Friday, October 08, 2010

The Anthropology of Christianity

 An excellent review by Mark Noll, Francis A. McAnaney Professor of History at the University of Notre Dame. Noll notes that "Biblicism" is not used disparagingly here, but as a word trying to encompass beliefs about the Bible, strategies of interpreting the Bible, ways of putting biblical words to use, and treatment of Bibles as physical objects.

[This]collection of essays edited by James Bielo, a visiting professor of anthropology at Miami University in Ohio, and gathered under the title The Social Life of Scriptures: Cross-Cultural Perspectives on Biblicism.The premise of the book is well-stated by one of its contributors: Although "the Bible is often said to be the most influential book in history, … how and why the Bible has had such influence is as yet rather poorly understood." The authors realize, of course, that much theological discourse has addressed the question of influence. They, by contrast, are suggesting that "the social and psychological processes affecting the way these texts are perceived, understood, and deployed have not been much investigated."

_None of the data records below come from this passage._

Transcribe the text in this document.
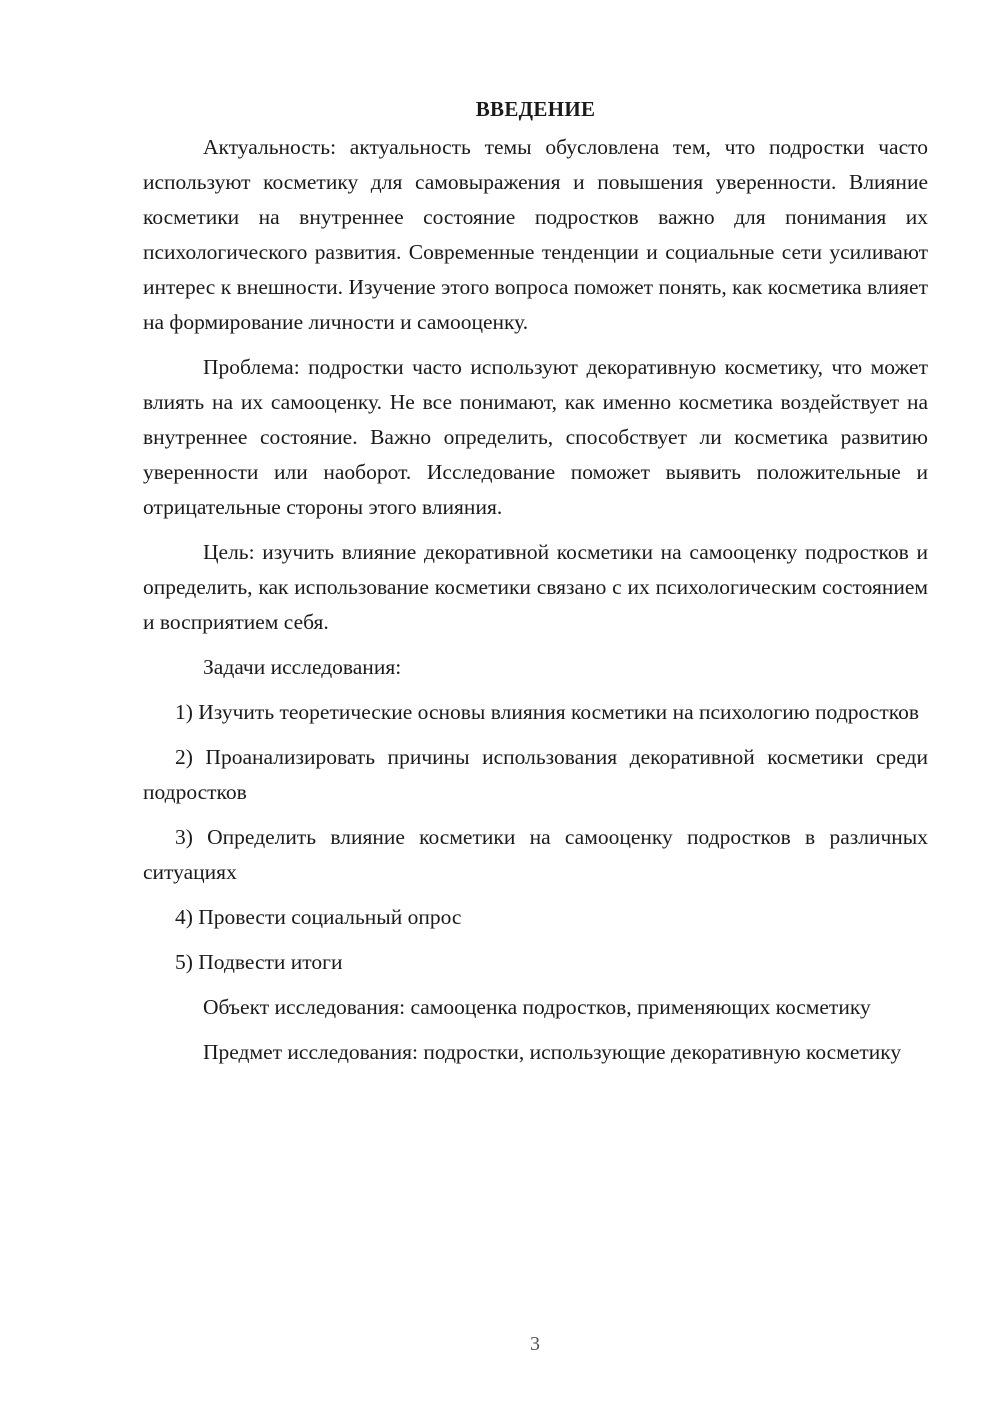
ВВЕДЕНИЕ

Актуальность: актуальность темы обусловлена тем, что подростки часто используют косметику для самовыражения и повышения уверенности. Влияние косметики на внутреннее состояние подростков важно для понимания их психологического развития. Современные тенденции и социальные сети усиливают интерес к внешности. Изучение этого вопроса поможет понять, как косметика влияет на формирование личности и самооценку.

Проблема: подростки часто используют декоративную косметику, что может влиять на их самооценку. Не все понимают, как именно косметика воздействует на внутреннее состояние. Важно определить, способствует ли косметика развитию уверенности или наоборот. Исследование поможет выявить положительные и отрицательные стороны этого влияния.

Цель: изучить влияние декоративной косметики на самооценку подростков и определить, как использование косметики связано с их психологическим состоянием и восприятием себя.

Задачи исследования:

1) Изучить теоретические основы влияния косметики на психологию подростков

2) Проанализировать причины использования декоративной косметики среди подростков

3) Определить влияние косметики на самооценку подростков в различных ситуациях

4) Провести социальный опрос

5) Подвести итоги

Объект исследования: самооценка подростков, применяющих косметику

Предмет исследования: подростки, использующие декоративную косметику

3
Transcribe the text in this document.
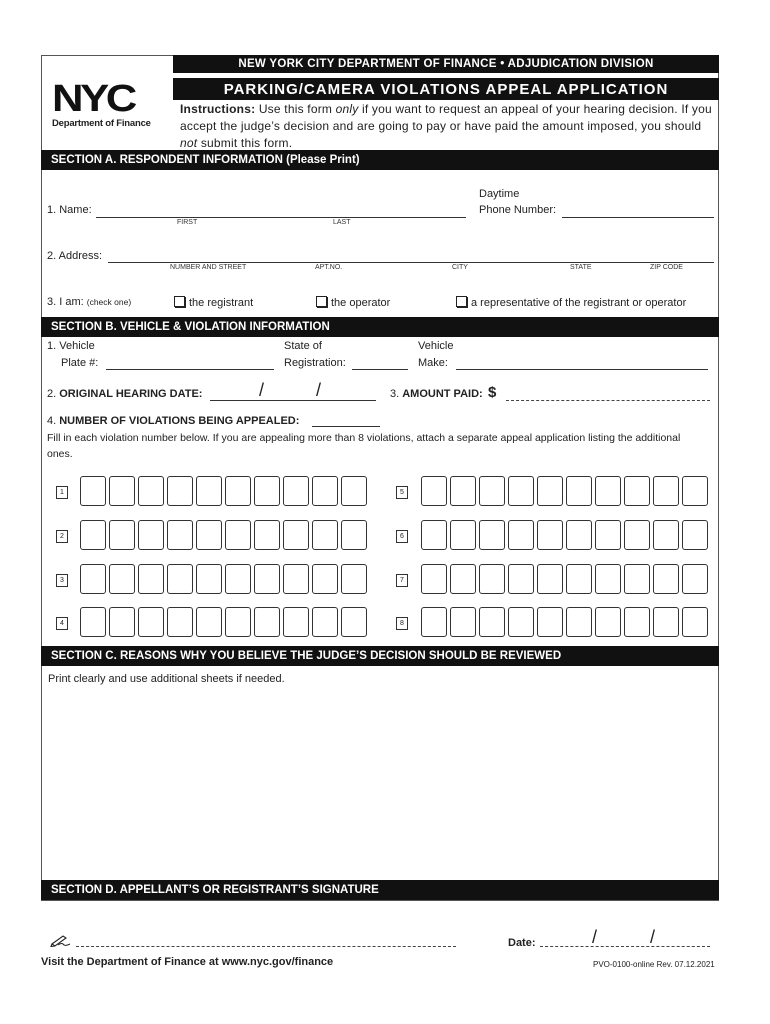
NEW YORK CITY DEPARTMENT OF FINANCE • ADJUDICATION DIVISION
PARKING/CAMERA VIOLATIONS APPEAL APPLICATION
NYC
Department of Finance
Instructions: Use this form only if you want to request an appeal of your hearing decision. If you accept the judge’s decision and are going to pay or have paid the amount imposed, you should not submit this form.
SECTION A. RESPONDENT INFORMATION (Please Print)
1. Name:
FIRST	LAST
Daytime
Phone Number:
2. Address:
NUMBER AND STREET	APT.NO.	CITY	STATE	ZIP CODE
3. I am: (check one)	the registrant	the operator	a representative of the registrant or operator
SECTION B. VEHICLE & VIOLATION INFORMATION
1. Vehicle
Plate #:
State of
Registration:
Vehicle
Make:
2. ORIGINAL HEARING DATE:	/	/	3. AMOUNT PAID: $
4. NUMBER OF VIOLATIONS BEING APPEALED:
Fill in each violation number below. If you are appealing more than 8 violations, attach a separate appeal application listing the additional ones.
1
2
3
4
5
6
7
8
SECTION C. REASONS WHY YOU BELIEVE THE JUDGE’S DECISION SHOULD BE REVIEWED
Print clearly and use additional sheets if needed.
SECTION D. APPELLANT’S OR REGISTRANT’S SIGNATURE
Date:	/	/
Visit the Department of Finance at www.nyc.gov/finance	PVO-0100-online Rev. 07.12.2021
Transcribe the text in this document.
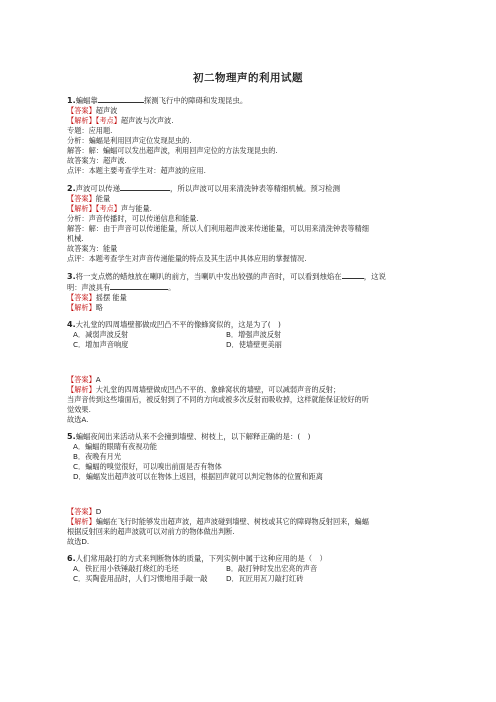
初二物理声的利用试题
1.蝙蝠靠	探测飞行中的障碍和发现昆虫。
【答案】超声波
【解析】【考点】超声波与次声波.
专题：应用题.
分析：蝙蝠是利用回声定位发现昆虫的.
解答：解：蝙蝠可以发出超声波，利用回声定位的方法发现昆虫的.
故答案为：超声波.
点评：本题主要考查学生对：超声波的应用.
2.声波可以传递	，所以声波可以用来清洗钟表等精细机械。预习检测
【答案】能量
【解析】【考点】声与能量.
分析：声音传播时，可以传递信息和能量.
解答：解：由于声音可以传递能量，所以人们利用超声波来传递能量，可以用来清洗钟表等精细
机械.
故答案为：能量
点评：本题考查学生对声音传递能量的特点及其生活中具体应用的掌握情况.
3.将一支点燃的蜡烛放在喇叭的前方，当喇叭中发出较强的声音时，可以看到烛焰在	，这说
明：声波具有	。
【答案】摇摆 能量
【解析】略
4.大礼堂的四周墙壁都做成凹凸不平的像蜂窝似的，这是为了(　)
A．减弱声波反射	B．增强声波反射
C．增加声音响度	D．使墙壁更美丽
【答案】A
【解析】大礼堂的四周墙壁做成凹凸不平的、象蜂窝状的墙壁，可以减弱声音的反射；
当声音传到这些墙面后，被反射到了不同的方向或被多次反射而吸收掉，这样就能保证较好的听
觉效果.
故选A.
5.蝙蝠夜间出来活动从来不会撞到墙壁、树枝上，以下解释正确的是：(　)
A．蝙蝠的眼睛有夜视功能
B．夜晚有月光
C．蝙蝠的嗅觉很好，可以嗅出前面是否有物体
D．蝙蝠发出超声波可以在物体上返回，根据回声就可以判定物体的位置和距离
【答案】D
【解析】蝙蝠在飞行时能够发出超声波，超声波碰到墙壁、树枝或其它的障碍物反射回来，蝙蝠
根据反射回来的超声波就可以对前方的物体做出判断.
故选D.
6.人们常用敲打的方式来判断物体的质量，下列实例中属于这种应用的是（　）
A．铁匠用小铁锤敲打烧红的毛坯	B．敲打钟时发出宏亮的声音
C．买陶瓷用品时，人们习惯地用手敲一敲	D．瓦匠用瓦刀敲打红砖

he also highlights a new movement of which many of the contributors are part of,

Second is the association of several of the book's authors with a relatively new movement called "the anthropology of Christianity." As exemplified best in a book series under that name from the University of California Press, the effort tries to study the world's newer expressions of Christianity with the same empathy and non-judgmental curiosity that anthropologists have historically brought to their examination of primal or indigenous religions. Joel Robbins, who edits the California series, has demonstrated the potential of this approach with his own book on a newer Christian community in Papua New Guinea and defended it in a number of programmatic statements
This is the first I heard of this new movement.